The result of a trawl of 1,700 staff at the Glasgow-based newspaper, magazine and broadcasting group SMG, to establish numbers willing to take voluntary redundancy is expected to be announced this week.
SMG, which owns the The Herald, Scottish Television and Grampian Television, wrote to staff last week asking if they would take voluntary redundancy or short-term layoffs.
The number of jobs to go is not clear but is thought to be between 40 and 100. The NUJ is meeting SMG managers on Friday.
A raft of measures, including job shares and reductions in work hours, are also being floated after the media company suffered a £10m drop in its first-half pre-tax profits – £30m in the same period last year.
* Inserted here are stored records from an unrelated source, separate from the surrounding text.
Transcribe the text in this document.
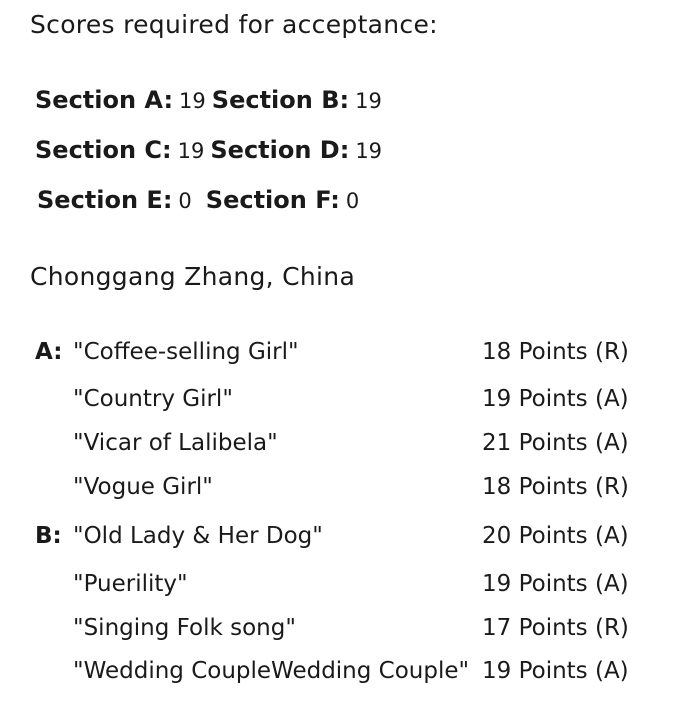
Scores required for acceptance:
Section A: 19 Section B: 19
Section C: 19 Section D: 19
Section E: 0 Section F: 0
Chonggang Zhang, China
A: "Coffee-selling Girl"	18 Points (R)
"Country Girl"	19 Points (A)
"Vicar of Lalibela"	21 Points (A)
"Vogue Girl"	18 Points (R)
B: "Old Lady & Her Dog"	20 Points (A)
"Puerility"	19 Points (A)
"Singing Folk song"	17 Points (R)
"Wedding CoupleWedding Couple" 19 Points (A)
Unions are concerned that compulsory redundancies have not been ruled out and also fear that SMG’s media concerns will be broken up.
The redundancies may not affect the three newspaper titles. They are already coming to the end of a voluntary severance exercise.
The joint NUJ chapels at The Herald, Evening Times and Sunday Herald told the company it would not go ahead with the exercise unless a balance of experienced and new people was agreed, said Evening Times FoC Allan Caldwell.
Through the editors of each paper and human resources and managing director Des Hudson, the chapel was able to obtain severance payment figures for each editorial employee before they chose to volunteer. The sums ranged from £15,000 to £60,000.
"This, to a certain extent, has stopped targeting," said Caldwell, "We believe we have fought our corner."